# Is f(x)=(x^2-4x-2)/(x^2+1) increasing or decreasing at x=-3?

Mar 31, 2018

$f \left(x\right)$ is increasing at $x = - 3.$

#### Explanation:

If $f ' \left(- 3\right) > 0 , f \left(x\right)$ is increasing at that point.

If $f ' \left(- 3\right) < 0 , f \left(x\right)$ is decreasing at that point.
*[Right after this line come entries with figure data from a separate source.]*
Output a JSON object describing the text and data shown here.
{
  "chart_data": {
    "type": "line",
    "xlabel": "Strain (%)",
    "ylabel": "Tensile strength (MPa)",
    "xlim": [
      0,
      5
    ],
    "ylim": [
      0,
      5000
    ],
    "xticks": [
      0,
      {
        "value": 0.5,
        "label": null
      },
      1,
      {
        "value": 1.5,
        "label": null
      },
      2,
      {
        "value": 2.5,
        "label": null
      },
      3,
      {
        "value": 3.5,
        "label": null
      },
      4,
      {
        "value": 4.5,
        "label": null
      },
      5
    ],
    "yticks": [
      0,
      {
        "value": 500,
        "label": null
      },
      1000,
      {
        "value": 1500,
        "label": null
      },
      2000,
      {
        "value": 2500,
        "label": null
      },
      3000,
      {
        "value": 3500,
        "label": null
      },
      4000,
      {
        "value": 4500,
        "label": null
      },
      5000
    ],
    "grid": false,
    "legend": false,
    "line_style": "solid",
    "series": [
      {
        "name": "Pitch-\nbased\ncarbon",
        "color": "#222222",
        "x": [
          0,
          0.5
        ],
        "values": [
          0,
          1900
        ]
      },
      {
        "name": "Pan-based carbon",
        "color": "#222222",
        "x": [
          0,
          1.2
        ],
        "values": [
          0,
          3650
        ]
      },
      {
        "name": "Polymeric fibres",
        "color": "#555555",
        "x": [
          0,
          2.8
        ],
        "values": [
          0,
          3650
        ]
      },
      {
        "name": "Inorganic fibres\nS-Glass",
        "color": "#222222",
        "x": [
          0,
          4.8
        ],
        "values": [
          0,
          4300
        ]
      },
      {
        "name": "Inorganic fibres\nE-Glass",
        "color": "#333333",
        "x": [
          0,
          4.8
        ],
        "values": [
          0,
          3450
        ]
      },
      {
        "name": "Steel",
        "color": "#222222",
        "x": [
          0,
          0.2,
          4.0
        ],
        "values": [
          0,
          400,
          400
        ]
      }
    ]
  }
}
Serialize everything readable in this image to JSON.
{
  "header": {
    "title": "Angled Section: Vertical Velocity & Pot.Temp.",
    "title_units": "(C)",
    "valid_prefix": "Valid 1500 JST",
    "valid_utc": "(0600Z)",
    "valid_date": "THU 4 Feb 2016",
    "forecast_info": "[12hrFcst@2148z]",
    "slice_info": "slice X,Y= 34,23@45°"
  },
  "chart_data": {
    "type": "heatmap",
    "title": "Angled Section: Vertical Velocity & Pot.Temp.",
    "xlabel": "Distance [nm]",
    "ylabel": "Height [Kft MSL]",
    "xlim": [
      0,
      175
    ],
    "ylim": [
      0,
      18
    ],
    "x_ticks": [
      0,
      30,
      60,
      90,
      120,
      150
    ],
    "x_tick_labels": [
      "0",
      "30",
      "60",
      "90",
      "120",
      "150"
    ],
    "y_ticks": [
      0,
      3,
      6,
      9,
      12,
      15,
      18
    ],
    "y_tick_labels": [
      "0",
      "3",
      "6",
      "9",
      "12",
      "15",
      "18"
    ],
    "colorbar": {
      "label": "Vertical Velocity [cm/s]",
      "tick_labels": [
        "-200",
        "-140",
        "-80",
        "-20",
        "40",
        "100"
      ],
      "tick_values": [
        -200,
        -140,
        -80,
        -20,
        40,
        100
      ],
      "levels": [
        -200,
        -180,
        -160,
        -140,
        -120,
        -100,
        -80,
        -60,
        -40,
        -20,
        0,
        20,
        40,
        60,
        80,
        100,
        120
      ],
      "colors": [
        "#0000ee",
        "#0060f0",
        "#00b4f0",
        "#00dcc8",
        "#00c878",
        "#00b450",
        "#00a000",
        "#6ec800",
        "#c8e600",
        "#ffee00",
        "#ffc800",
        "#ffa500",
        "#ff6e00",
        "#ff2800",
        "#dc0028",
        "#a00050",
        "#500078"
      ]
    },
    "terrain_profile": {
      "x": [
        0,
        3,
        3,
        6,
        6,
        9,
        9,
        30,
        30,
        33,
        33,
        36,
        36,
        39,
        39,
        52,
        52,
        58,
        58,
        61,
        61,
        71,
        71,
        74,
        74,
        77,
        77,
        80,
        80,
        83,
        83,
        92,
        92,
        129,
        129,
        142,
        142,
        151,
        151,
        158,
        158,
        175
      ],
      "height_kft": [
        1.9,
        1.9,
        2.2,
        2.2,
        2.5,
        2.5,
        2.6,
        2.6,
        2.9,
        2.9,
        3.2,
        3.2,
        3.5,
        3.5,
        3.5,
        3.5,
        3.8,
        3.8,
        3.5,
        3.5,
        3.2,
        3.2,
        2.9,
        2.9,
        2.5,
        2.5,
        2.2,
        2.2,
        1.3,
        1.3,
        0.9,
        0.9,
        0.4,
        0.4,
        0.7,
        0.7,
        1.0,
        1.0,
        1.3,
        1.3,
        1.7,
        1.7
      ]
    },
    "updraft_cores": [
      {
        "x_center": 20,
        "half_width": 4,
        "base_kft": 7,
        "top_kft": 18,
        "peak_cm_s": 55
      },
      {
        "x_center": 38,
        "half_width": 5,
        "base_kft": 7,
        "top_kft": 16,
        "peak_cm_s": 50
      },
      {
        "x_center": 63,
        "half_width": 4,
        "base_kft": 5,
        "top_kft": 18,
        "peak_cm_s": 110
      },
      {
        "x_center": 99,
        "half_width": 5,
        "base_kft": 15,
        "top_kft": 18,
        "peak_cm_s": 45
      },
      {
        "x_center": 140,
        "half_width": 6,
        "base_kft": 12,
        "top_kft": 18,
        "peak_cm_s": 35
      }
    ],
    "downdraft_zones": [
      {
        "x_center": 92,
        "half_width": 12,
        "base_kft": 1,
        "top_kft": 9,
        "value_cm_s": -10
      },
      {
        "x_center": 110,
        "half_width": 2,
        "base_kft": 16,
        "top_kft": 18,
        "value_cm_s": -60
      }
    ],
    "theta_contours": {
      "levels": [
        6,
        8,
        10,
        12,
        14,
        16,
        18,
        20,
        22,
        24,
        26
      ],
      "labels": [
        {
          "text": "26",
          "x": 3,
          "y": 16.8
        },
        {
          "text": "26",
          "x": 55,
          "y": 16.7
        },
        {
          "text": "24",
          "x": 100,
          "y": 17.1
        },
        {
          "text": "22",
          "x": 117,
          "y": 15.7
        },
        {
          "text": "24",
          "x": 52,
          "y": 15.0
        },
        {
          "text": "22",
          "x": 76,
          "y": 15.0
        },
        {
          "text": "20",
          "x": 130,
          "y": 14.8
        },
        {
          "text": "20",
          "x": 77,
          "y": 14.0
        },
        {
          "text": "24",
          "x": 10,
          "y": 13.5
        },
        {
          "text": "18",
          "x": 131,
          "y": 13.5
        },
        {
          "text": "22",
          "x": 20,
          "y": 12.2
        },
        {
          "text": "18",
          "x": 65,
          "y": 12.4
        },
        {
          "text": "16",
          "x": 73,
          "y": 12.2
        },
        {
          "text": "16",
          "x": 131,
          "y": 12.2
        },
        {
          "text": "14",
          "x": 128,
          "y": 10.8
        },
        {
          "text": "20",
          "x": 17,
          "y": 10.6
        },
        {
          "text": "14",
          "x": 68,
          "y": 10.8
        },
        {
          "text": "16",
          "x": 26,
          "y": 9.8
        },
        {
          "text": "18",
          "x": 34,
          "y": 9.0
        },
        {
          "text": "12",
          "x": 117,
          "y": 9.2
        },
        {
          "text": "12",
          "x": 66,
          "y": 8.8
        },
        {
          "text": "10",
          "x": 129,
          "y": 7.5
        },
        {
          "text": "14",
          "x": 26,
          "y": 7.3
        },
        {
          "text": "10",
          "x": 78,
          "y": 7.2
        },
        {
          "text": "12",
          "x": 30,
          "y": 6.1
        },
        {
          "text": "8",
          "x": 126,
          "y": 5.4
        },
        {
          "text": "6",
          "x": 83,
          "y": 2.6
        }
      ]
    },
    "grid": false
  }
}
So, first, let's determine $f ' \left(x\right)$ using the Quotient Rule:

$f ' \left(x\right) = \frac{\left({x}^{2} + 1\right) \frac{d}{\mathrm{dx}} \left({x}^{2} - 4 x - 2\right) - \left({x}^{2} - 4 x - 2\right) \frac{d}{\mathrm{dx}} \left({x}^{2} + 1\right)}{{x}^{2} + 1} ^ 2$

$f ' \left(x\right) = \frac{\left({x}^{2} + 1\right) \left(2 x - 4\right) - \left({x}^{4} - 4 x - 2\right) \left(2 x\right)}{{x}^{2} + 1} ^ 2$

There's not really much of a need for simplification since we're evaluating the derivative at a point only to determine whether it is positive or negative.

$f ' \left(- 3\right) = \frac{\left(9 + 1\right) \left(2 \left(- 3\right) - 4\right) - \left(81 + 12 - 2\right) \left(- 6\right)}{{10}^{2}} = \frac{7}{50} > 0$

$f \left(x\right)$ is increasing at $x = - 3.$